The Jewish population of modern Israel reflects deep continuity with the ancient Jewish people through shared ancestry, preserved genealogical traditions, and the demographic gathering of Jewish communities from across the diaspora. While Jewish identity has always included religious and cultural dimensions beyond biology, genetic and historical research strongly supports the enduring connection between many Jewish populations and their origins in the ancient Land of Israel.

Many Holocaust survivors found refuge in the newly re-established State of Israel. If these people were not Jews, then the victims of the Holocaust were not Jews either, nor would be the victims of the Russian pogroms that preceded the Holocaust. Yet those who say Jews in Israel are not real Jews never accuse Hitler of misidentifying his victims.

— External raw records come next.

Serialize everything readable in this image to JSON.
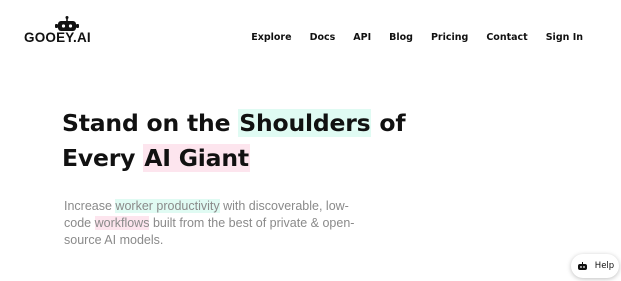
{
  "brand": {
    "name": "GOOEY.AI",
    "logo_icon": "robot-icon"
  },
  "nav": {
    "items": [
      {
        "label": "Explore"
      },
      {
        "label": "Docs"
      },
      {
        "label": "API"
      },
      {
        "label": "Blog"
      },
      {
        "label": "Pricing"
      },
      {
        "label": "Contact"
      },
      {
        "label": "Sign In"
      }
    ]
  },
  "hero": {
    "headline_part1": "Stand on the ",
    "headline_highlight1": "Shoulders",
    "headline_part2": " of",
    "headline_part3": "Every ",
    "headline_highlight2": "AI Giant",
    "desc_part1": "Increase ",
    "desc_highlight1": "worker productivity",
    "desc_part2": " with discoverable, low-code ",
    "desc_highlight2": "workflows",
    "desc_part3": " built from the best of private & open-source AI models."
  },
  "help": {
    "label": "Help",
    "icon": "robot-icon"
  },
  "colors": {
    "highlight_green": "#e0fbf3",
    "highlight_pink": "#fde5ee",
    "text": "#111111",
    "muted": "#8a8a8a"
  }
}
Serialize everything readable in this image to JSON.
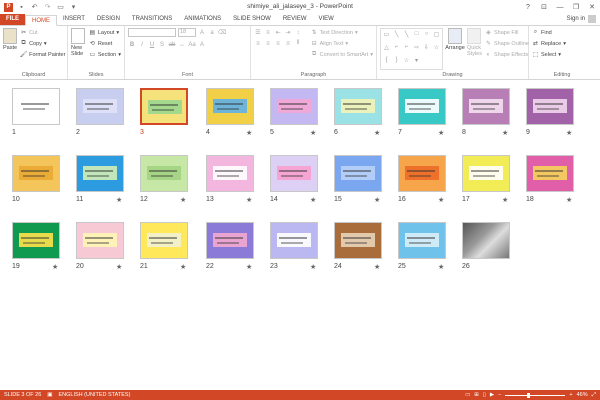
{
  "window": {
    "title": "shimiye_ali_jalaseye_3 - PowerPoint",
    "help": "?",
    "minimize": "—",
    "restore": "❐",
    "close": "✕"
  },
  "tabs": [
    "FILE",
    "HOME",
    "INSERT",
    "DESIGN",
    "TRANSITIONS",
    "ANIMATIONS",
    "SLIDE SHOW",
    "REVIEW",
    "VIEW"
  ],
  "signin": "Sign in",
  "ribbon": {
    "clipboard": {
      "label": "Clipboard",
      "paste": "Paste",
      "cut": "Cut",
      "copy": "Copy",
      "format_painter": "Format Painter"
    },
    "slides": {
      "label": "Slides",
      "new_slide": "New Slide",
      "layout": "Layout",
      "reset": "Reset",
      "section": "Section"
    },
    "font": {
      "label": "Font",
      "size": "18"
    },
    "paragraph": {
      "label": "Paragraph",
      "text_direction": "Text Direction",
      "align_text": "Align Text",
      "convert": "Convert to SmartArt"
    },
    "drawing": {
      "label": "Drawing",
      "arrange": "Arrange",
      "quick_styles": "Quick Styles",
      "shape_fill": "Shape Fill",
      "shape_outline": "Shape Outline",
      "shape_effects": "Shape Effects"
    },
    "editing": {
      "label": "Editing",
      "find": "Find",
      "replace": "Replace",
      "select": "Select"
    }
  },
  "slides": [
    {
      "n": "1",
      "bg": "#ffffff",
      "accent": "#ffffff",
      "star": false
    },
    {
      "n": "2",
      "bg": "#c8cef0",
      "accent": "#dfe2f7",
      "star": false
    },
    {
      "n": "3",
      "bg": "#f5e27a",
      "accent": "#9bd88f",
      "star": false,
      "selected": true
    },
    {
      "n": "4",
      "bg": "#f1d048",
      "accent": "#5fb0e8",
      "star": true
    },
    {
      "n": "5",
      "bg": "#c4b8f2",
      "accent": "#f4a7d6",
      "star": true
    },
    {
      "n": "6",
      "bg": "#9be2e6",
      "accent": "#f3f3b5",
      "star": true
    },
    {
      "n": "7",
      "bg": "#38c8c6",
      "accent": "#ffffff",
      "star": true
    },
    {
      "n": "8",
      "bg": "#b77fb6",
      "accent": "#f6e0f1",
      "star": true
    },
    {
      "n": "9",
      "bg": "#a262a7",
      "accent": "#f2d7ee",
      "star": true
    },
    {
      "n": "10",
      "bg": "#f3c55b",
      "accent": "#eaa933",
      "star": false
    },
    {
      "n": "11",
      "bg": "#2d9be0",
      "accent": "#d2eeb6",
      "star": true
    },
    {
      "n": "12",
      "bg": "#c6e7a6",
      "accent": "#a2d383",
      "star": true
    },
    {
      "n": "13",
      "bg": "#f2b6df",
      "accent": "#ffffff",
      "star": true
    },
    {
      "n": "14",
      "bg": "#dcd0f5",
      "accent": "#f6a0d0",
      "star": true
    },
    {
      "n": "15",
      "bg": "#7aa7f0",
      "accent": "#b8d3f8",
      "star": true
    },
    {
      "n": "16",
      "bg": "#f7a54b",
      "accent": "#eb6a28",
      "star": true
    },
    {
      "n": "17",
      "bg": "#f2ec57",
      "accent": "#ffffff",
      "star": true
    },
    {
      "n": "18",
      "bg": "#e15ea8",
      "accent": "#f5d35a",
      "star": true
    },
    {
      "n": "19",
      "bg": "#0f9a50",
      "accent": "#ffe14a",
      "star": true
    },
    {
      "n": "20",
      "bg": "#f7c9d5",
      "accent": "#fff6b5",
      "star": true
    },
    {
      "n": "21",
      "bg": "#ffe85a",
      "accent": "#f1f1d3",
      "star": true
    },
    {
      "n": "22",
      "bg": "#8b7ad8",
      "accent": "#f3a8d0",
      "star": true
    },
    {
      "n": "23",
      "bg": "#bbb7f0",
      "accent": "#ffffff",
      "star": true
    },
    {
      "n": "24",
      "bg": "#a86d3b",
      "accent": "#e9d3b9",
      "star": true
    },
    {
      "n": "25",
      "bg": "#6fc3ea",
      "accent": "#d8f0f8",
      "star": true
    },
    {
      "n": "26",
      "bg": "#8a8a8a",
      "accent": "#d4d4d4",
      "star": false,
      "photo": true
    }
  ],
  "status": {
    "slide_of": "SLIDE 3 OF 26",
    "language": "ENGLISH (UNITED STATES)",
    "zoom": "46%"
  }
}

The biggest defence against this antisemitic lie is the Bible. Surely, if there was to be a fake Israel, the Bible would have prophesied about it and certainly would have warned against it. Instead, the opposite is true – the Bible prophesies that the Jewish people would be scattered and then would return to the Land of Israel, just as has happened and is happening.

The Proclamation of Truth

There is an ongoing battle for truth. The Enemy of Israel still wants to demonise, delegitimise, and destroy the nation of Israel. Replacement Theology is one of Satan’s most important tactics because it involves deceiving the Church. It turns two divine purposes within God’s plan – the Church and Israel – against one another and feeds the antisemitic pattern of turning Christians against Jews.

One way to counter the spirit of replacement ideology is to declare the Word of God, which is sharper than a two-edged sword. As Christians, we can do this by affirming with full authority what the Bible says about God’s Covenant with His people. Replacement Theology cannot be disarmed by theological and academic intellect alone; it is a spirit that must be brought down by the power of God’s Word. May the Lord give us all discernment for the age we are in and equip us with boldness to reject the lies of the evil one and speak the truth with conviction.

This article first appeared in the CUFI UK Torch Magazine (Issue 30, Winter 2026).